Many in the industry believed the U.S. tech giant was a step closer to setting up its own store in India when the cabinet relaxed foreign direct investment norms for single brand retail traders on Wednesday. Under the new rules, single brand retailers are now allowed to invest in India without seeking government approval and they also have five years from the date of opening of their first store to meet the mandatory 30% domestic sourcing requirement.
However, Indian iPhone fans might still have to wait a while before they can shop at an Apple store in the country. Industry experts say the tweaked rules will not necessarily help Apple in India because a majority of smartphone components are sourced from South Korea and China.

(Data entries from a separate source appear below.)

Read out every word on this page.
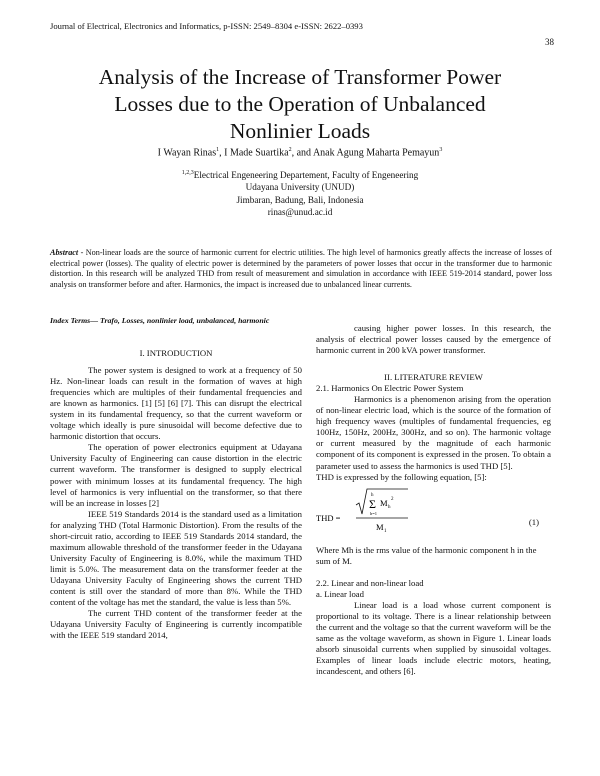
Journal of Electrical, Electronics and Informatics, p-ISSN: 2549–8304 e-ISSN: 2622–0393
38
Analysis of the Increase of Transformer Power
Losses due to the Operation of Unbalanced
Nonlinier Loads
I Wayan Rinas$^1$, I Made Suartika$^2$, and Anak Agung Maharta Pemayun$^3$
$^{1,2,3}$Electrical Engeneering Departement, Faculty of Engeneering
Udayana University (UNUD)
Jimbaran, Badung, Bali, Indonesia
rinas@unud.ac.id
Abstract - Non-linear loads are the source of harmonic current for electric utilities. The high level of harmonics greatly affects the increase of losses of electrical power (losses). The quality of electric power is determined by the parameters of power losses that occur in the transformer due to harmonic distortion. In this research will be analyzed THD from result of measurement and simulation in accordance with IEEE 519-2014 standard, power loss analysis on transformer before and after. Harmonics, the impact is increased due to unbalanced linear currents.
Index Terms— Trafo, Losses, nonlinier load, unbalanced, harmonic

I. INTRODUCTION

The power system is designed to work at a frequency of 50 Hz. Non-linear loads can result in the formation of waves at high frequencies which are multiples of their fundamental frequencies and are known as harmonics. [1] [5] [6] [7]. This can disrupt the electrical system in its fundamental frequency, so that the current waveform or voltage which ideally is pure sinusoidal will become defective due to harmonic distortion that occurs.

The operation of power electronics equipment at Udayana University Faculty of Engineering can cause distortion in the electric current waveform. The transformer is designed to supply electrical power with minimum losses at its fundamental frequency. The high level of harmonics is very influential on the transformer, so that there will be an increase in losses [2]

IEEE 519 Standards 2014 is the standard used as a limitation for analyzing THD (Total Harmonic Distortion). From the results of the short-circuit ratio, according to IEEE 519 Standards 2014 standard, the maximum allowable threshold of the transformer feeder in the Udayana University Faculty of Engineering is 8.0%, while the maximum THD limit is 5.0%. The measurement data on the transformer feeder at the Udayana University Faculty of Engineering shows the current THD content is still over the standard of more than 8%. While the THD content of the voltage has met the standard, the value is less than 5%.

The current THD content of the transformer feeder at the Udayana University Faculty of Engineering is currently incompatible with the IEEE 519 standard 2014,

causing higher power losses. In this research, the analysis of electrical power losses caused by the emergence of harmonic current in 200 kVA power transformer.

II. LITERATURE REVIEW

2.1. Harmonics On Electric Power System

Harmonics is a phenomenon arising from the operation of non-linear electric load, which is the source of the formation of high frequency waves (multiples of fundamental frequencies, eg 100Hz, 150Hz, 200Hz, 300Hz, and so on). The harmonic voltage or current measured by the magnitude of each harmonic component of its component is expressed in the prosen. To obtain a parameter used to assess the harmonics is used THD [5].

THD is expressed by the following equation, [5]:

THD =
h
Σ
h=1
M h
2
M 1
(1)

Where Mh is the rms value of the harmonic component h in the sum of M.

2.2. Linear and non-linear load

a. Linear load

Linear load is a load whose current component is proportional to its voltage. There is a linear relationship between the current and the voltage so that the current waveform will be the same as the voltage waveform, as shown in Figure 1. Linear loads absorb sinusoidal currents when supplied by sinusoidal voltages. Examples of linear loads include electric motors, heating, incandescent, and others [6].
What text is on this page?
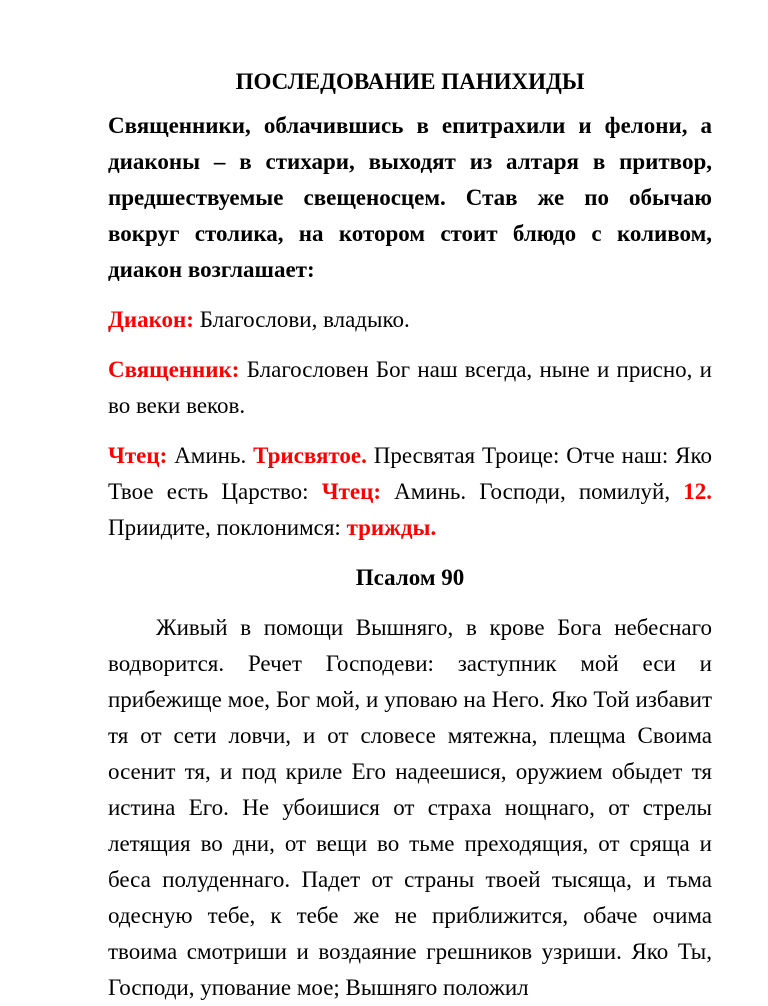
ПОСЛЕДОВАНИЕ ПАНИХИДЫ

Священники, облачившись в епитрахили и фелони, а диаконы – в стихари, выходят из алтаря в притвор, предшествуемые свещеносцем. Став же по обычаю вокруг столика, на котором стоит блюдо с коливом, диакон возглашает:

Диакон: Благослови, владыко.

Священник: Благословен Бог наш всегда, ныне и присно, и во веки веков.

Чтец: Аминь. Трисвятое. Пресвятая Троице: Отче наш: Яко Твое есть Царство: Чтец: Аминь. Господи, помилуй, 12. Приидите, поклонимся: трижды.

Псалом 90

Живый в помощи Вышняго, в крове Бога небеснаго водворится. Речет Господеви: заступник мой еси и прибежище мое, Бог мой, и уповаю на Него. Яко Той избавит тя от сети ловчи, и от словесе мятежна, плещма Своима осенит тя, и под криле Его надеешися, оружием обыдет тя истина Его. Не убоишися от страха нощнаго, от стрелы летящия во дни, от вещи во тьме преходящия, от сряща и беса полуденнаго. Падет от страны твоей тысяща, и тьма одесную тебе, к тебе же не приближится, обаче очима твоима смотриши и воздаяние грешников узриши. Яко Ты, Господи, упование мое; Вышняго положил
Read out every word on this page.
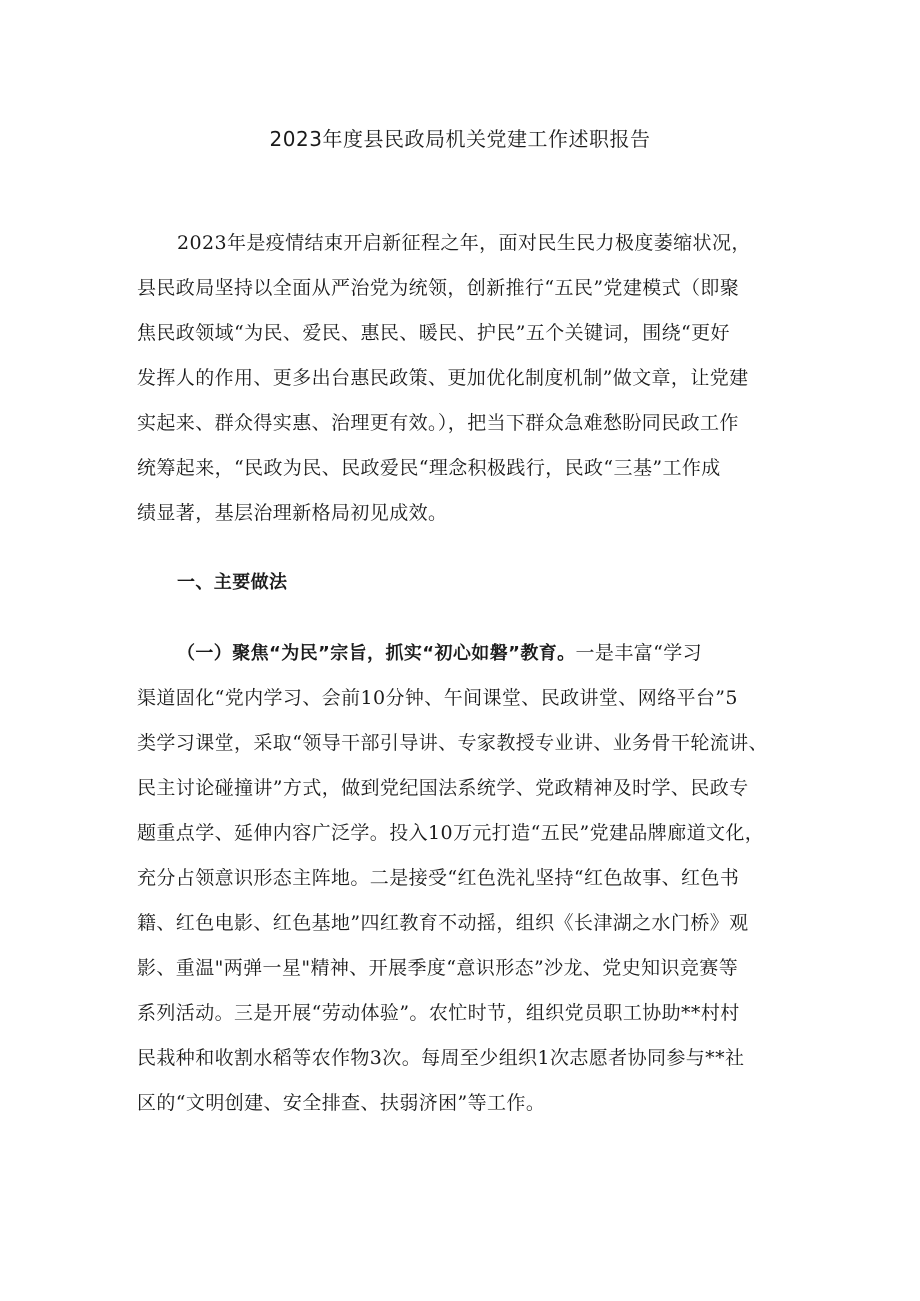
2023年度县民政局机关党建工作述职报告

2023年是疫情结束开启新征程之年，面对民生民力极度萎缩状况，

县民政局坚持以全面从严治党为统领，创新推行“五民”党建模式（即聚

焦民政领域“为民、爱民、惠民、暖民、护民”五个关键词，围绕“更好

发挥人的作用、更多出台惠民政策、更加优化制度机制”做文章，让党建

实起来、群众得实惠、治理更有效。），把当下群众急难愁盼同民政工作

统筹起来，“民政为民、民政爱民“理念积极践行，民政“三基”工作成

绩显著，基层治理新格局初见成效。

一、主要做法

（一）聚焦“为民”宗旨，抓实“初心如磐”教育。一是丰富“学习

渠道固化“党内学习、会前10分钟、午间课堂、民政讲堂、网络平台”5

类学习课堂，采取“领导干部引导讲、专家教授专业讲、业务骨干轮流讲、

民主讨论碰撞讲”方式，做到党纪国法系统学、党政精神及时学、民政专

题重点学、延伸内容广泛学。投入10万元打造“五民”党建品牌廊道文化，

充分占领意识形态主阵地。二是接受“红色洗礼坚持“红色故事、红色书

籍、红色电影、红色基地”四红教育不动摇，组织《长津湖之水门桥》观

影、重温"两弹一星"精神、开展季度“意识形态”沙龙、党史知识竞赛等

系列活动。三是开展“劳动体验”。农忙时节，组织党员职工协助**村村

民栽种和收割水稻等农作物3次。每周至少组织1次志愿者协同参与**社

区的“文明创建、安全排查、扶弱济困”等工作。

“The relaxation won’t have Apple executives scurrying to find a location for its flagship stores as after five years the company would still have to meet the domestic sourcing requirements,” says Arvind Singhal, chairman and managing director of Technopak, a consultancy firm specialising in retail.
“I view today’s announcement almost as a non-event. First and foremost, single brand retail is a term peculiar to India. Secondly, the likes of Zara, H&M, Marks & Spencer, Ikea, and others are already in India.”
After Cook’s visit, Apple has been in constant dialogue with various Indian government departments to find a way to enter the country with its wholly-owned flagship stores. So far, the obvious hurdle preventing the iPhone maker from opening stores in India was that 100% foreign direct investment in single brand retail trade made it mandatory for foreign companies to source 30% of their raw material from India.
Singhal’s views are echoed by others who track the retail industry. “Today’s announcement is more for the optics. There are very few large single brand retailers who are waiting to invest in India,” says a consultant at a global audit and consultancy firm who did not want to be identified. “All the luxury brands already are present here by way of franchising.”